No impact on Automobile Industry from Union Budget 2017

Changes in duties levied on the Automobile Industry will come post GST as Union Budget 2017 – 2018 leaves taxation policies for the sector

By Abhishek Chaliha | on February 1, 2017 Follow us on Autox Google News

Changes in duties levied on the Automobile Industry will come post GST as Union Budget 2017 – 2018 leaves taxation policies for the sector unchanged for now.

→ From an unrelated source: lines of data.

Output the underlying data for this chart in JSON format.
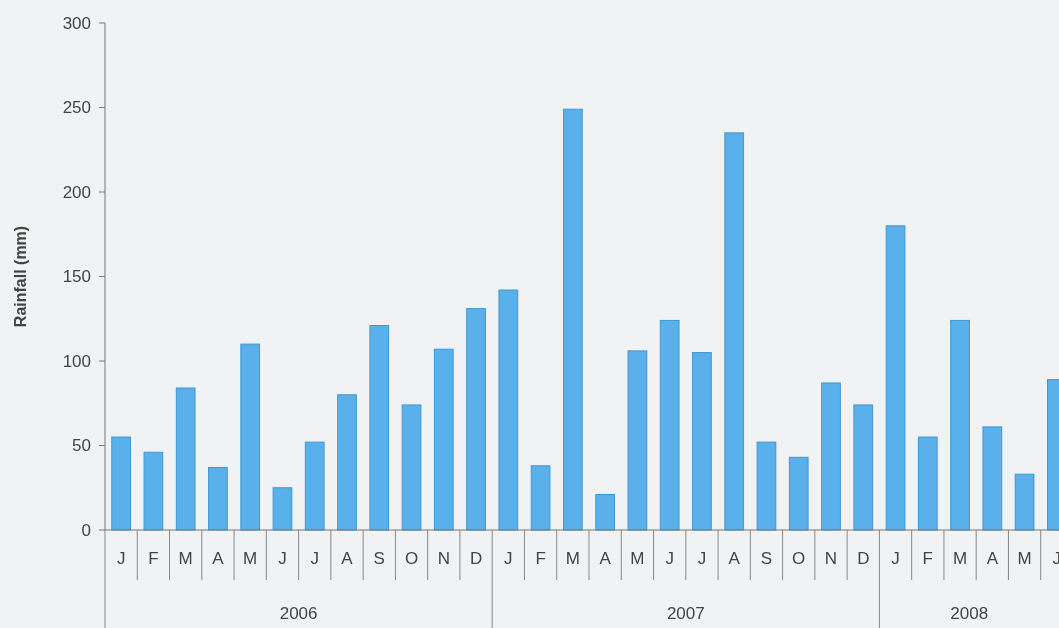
{
  "chart_data": {
    "type": "bar",
    "ylabel": "Rainfall (mm)",
    "categories": [
      "J",
      "F",
      "M",
      "A",
      "M",
      "J",
      "J",
      "A",
      "S",
      "O",
      "N",
      "D",
      "J",
      "F",
      "M",
      "A",
      "M",
      "J",
      "J",
      "A",
      "S",
      "O",
      "N",
      "D",
      "J",
      "F",
      "M",
      "A",
      "M",
      "J"
    ],
    "values": [
      55,
      46,
      84,
      37,
      110,
      25,
      52,
      80,
      121,
      74,
      107,
      131,
      142,
      38,
      249,
      21,
      106,
      124,
      105,
      235,
      52,
      43,
      87,
      74,
      180,
      55,
      124,
      61,
      33,
      89
    ],
    "color": "#5ab0ea",
    "ylim": [
      0,
      300
    ],
    "yticks": [
      0,
      50,
      100,
      150,
      200,
      250,
      300
    ],
    "annotations": [
      "2006",
      "2007",
      "2008"
    ]
  }
}
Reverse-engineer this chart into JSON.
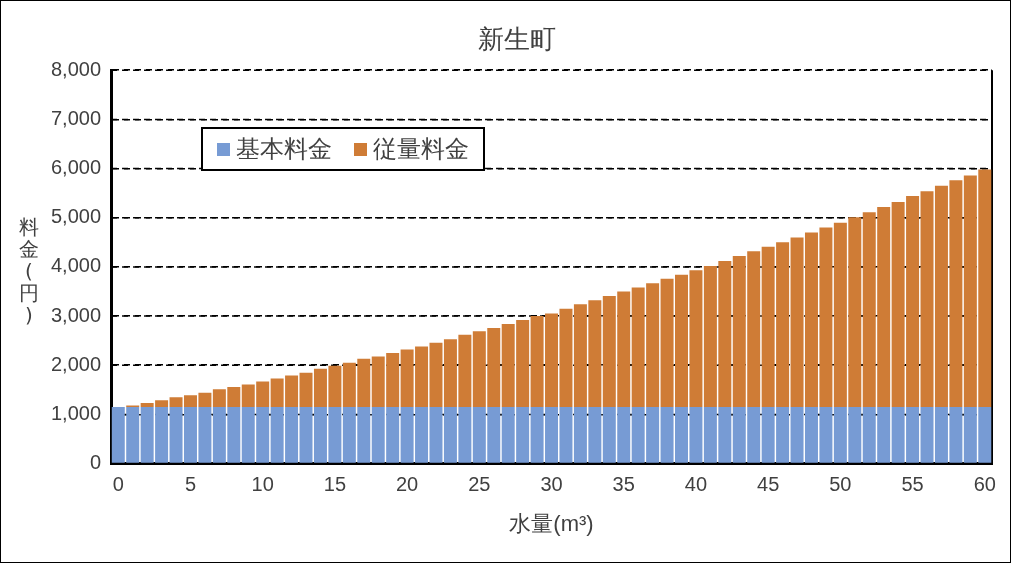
{
  "chart_data": {
    "type": "bar",
    "stacked": true,
    "title": "新生町",
    "xlabel": "水量(m³)",
    "ylabel": "料金(円)",
    "categories": [
      "0",
      null,
      null,
      null,
      null,
      "5",
      null,
      null,
      null,
      null,
      "10",
      null,
      null,
      null,
      null,
      "15",
      null,
      null,
      null,
      null,
      "20",
      null,
      null,
      null,
      null,
      "25",
      null,
      null,
      null,
      null,
      "30",
      null,
      null,
      null,
      null,
      "35",
      null,
      null,
      null,
      null,
      "40",
      null,
      null,
      null,
      null,
      "45",
      null,
      null,
      null,
      null,
      "50",
      null,
      null,
      null,
      null,
      "55",
      null,
      null,
      null,
      null,
      "60"
    ],
    "series": [
      {
        "name": "基本料金",
        "color": "#779bd4",
        "values": [
          1150,
          1150,
          1150,
          1150,
          1150,
          1150,
          1150,
          1150,
          1150,
          1150,
          1150,
          1150,
          1150,
          1150,
          1150,
          1150,
          1150,
          1150,
          1150,
          1150,
          1150,
          1150,
          1150,
          1150,
          1150,
          1150,
          1150,
          1150,
          1150,
          1150,
          1150,
          1150,
          1150,
          1150,
          1150,
          1150,
          1150,
          1150,
          1150,
          1150,
          1150,
          1150,
          1150,
          1150,
          1150,
          1150,
          1150,
          1150,
          1150,
          1150,
          1150,
          1150,
          1150,
          1150,
          1150,
          1150,
          1150,
          1150,
          1150,
          1150,
          1150
        ]
      },
      {
        "name": "従量料金",
        "color": "#cf7c36",
        "values": [
          0,
          30,
          80,
          140,
          200,
          240,
          290,
          360,
          410,
          460,
          520,
          580,
          640,
          700,
          780,
          840,
          900,
          980,
          1030,
          1100,
          1170,
          1230,
          1310,
          1380,
          1470,
          1540,
          1610,
          1690,
          1770,
          1850,
          1900,
          2000,
          2090,
          2170,
          2260,
          2350,
          2430,
          2520,
          2610,
          2690,
          2780,
          2870,
          2970,
          3070,
          3170,
          3260,
          3350,
          3450,
          3550,
          3650,
          3750,
          3860,
          3960,
          4070,
          4170,
          4290,
          4390,
          4500,
          4610,
          4710,
          4830
        ]
      }
    ],
    "ylim": [
      0,
      8000
    ],
    "yticks": [
      {
        "value": 0,
        "label": "0"
      },
      {
        "value": 1000,
        "label": "1,000"
      },
      {
        "value": 2000,
        "label": "2,000"
      },
      {
        "value": 3000,
        "label": "3,000"
      },
      {
        "value": 4000,
        "label": "4,000"
      },
      {
        "value": 5000,
        "label": "5,000"
      },
      {
        "value": 6000,
        "label": "6,000"
      },
      {
        "value": 7000,
        "label": "7,000"
      },
      {
        "value": 8000,
        "label": "8,000"
      }
    ],
    "grid": "y",
    "legend": "top left"
  }
}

The announcement of the Union Budget for the 2017 – 2018 fiscal year has not had any direct impact on the automobile industry. As a result OEMs and customers alike can breathe a sigh of relief as new car and motorcycle prices will not go up soon. The major shift for the industry will come around the middle of the 2017 calendar year when the uniform Goods and Services Tax (GST) regime is scheduled to be implemented by July. Owing to the upcoming GST, the excise duty structure remains unchanged for the automobile industry.

The new Union Budget though focuses on giving policy impetus to the rural sector which should result in increase in sales of two-wheelers (especially after the negative impact to sales after demonetisation), tractors and light commercial vehicles. Whereas the more favourable tax slab for individuals in the income bracket of Rs. 2.50 lakh to Rs. 5 lakh is seen as a favourable move for small car buyers.

Not so good news for luxury car buyers as is mostly the case owing to taxation policies being more stringent for the rich.

The Finance Ministry allocated Rs. 2,41,387 crore for the transport sector and increased allocation to the road sector at Rs. Rs 64,000 crore in FY17, while also emphasizing on multi modal transport infrastructure which should be favourable for the road logistics sector.

However, the continued 200 per cent weighted deduction on Research and Development for the Automobile Industry has not been appreciated by experts including the likes of Vinod K Dasari, President, Society of Indian Automobile Manufacturers (SIAM).

In order to provide an angle of understanding from what car makers have to say about the 2017 – 2018 Union Budget, here are some reactions from company officials.

Guillaume Sicard - President – Nissan India Operations, said, “The Union Budget 2017 agenda on Transform, Reform and Energise is a positive approach towards growth, with a clear focus on rural sector,  increased spends on infrastructure development, and improve road construction for better last mile connectivity across India.

The Income tax rate cut from 10% to 5% for individual tax payers earning under 5 lakh per annum will create a positive sentiment among likely first time buyers for entry level and small cars. However, there is nothing substantial for R&D for automotive industry, EV and Hybrid vehicles, which is a dampener. We look forward to the implementation of GST for the automotive sector in the months to come to offer the much needed stimulus to the auto industry and encourage buyer sentiment and consumer confidence, he added.”

Vimal Sumbly MD of Triumph Motorcycles says, "It is a great step to boost rural economy which will result into a positive sentiments in rural and thereby boost spending. Good monsoons and good schemes will have good bumper sales in the upcoming festivals."

Roland Folger, MD & CEO, Mercedes-Benz India, said, “Budget 2017-18 has laid greater emphasis on rural population, the underprivileged, infrastructure development and digital economy. India has been viewed as one of the most unequal societies in terms of economic growth and distribution of income. This budget tries to narrow the gap between rural and urban India. By allocating a greater amount to transportation, airports and highways, the focus will be greater on infrastructural development. This will help the auto sector’s growth during the long-term. The total allocation for rural, agricultural and allied sectors is Rs 1,87,223 crore, up 24% from last year, which is hugely positive. The Finance Minister has hailed the clearance of GST related constitutional amendment bill and implementation of demonetisation as Tectonic policy initiatives. Even though no major indirect tax related changes have been made in the budget on account of the ensuing GST regime, Mercedes-Benz is hopeful that the government will take necessary steps to spur the growth of the luxury car industry, and help bring down the price of luxury cars. We hope GST will help recover the momentum that the auto industry in general and luxury car industry in particular, lost in 2016."

“Considering the unfavourable environment for the auto industry on the whole due to demonetization we had all pine highest ever hope with the union budget. The good news for the sector is that the GST will go as scheduled as the government has taken two tectonic policy initiatives - passage of GST Bill and demonetisation. GST implementation is positive for the auto sector on the whole. We are certain that positive sentiments will be restored as it bears good tidings for Electric Vehicle industry and the sector overall,” said, Ayush Lohia, CEO, Lohia Auto Industries.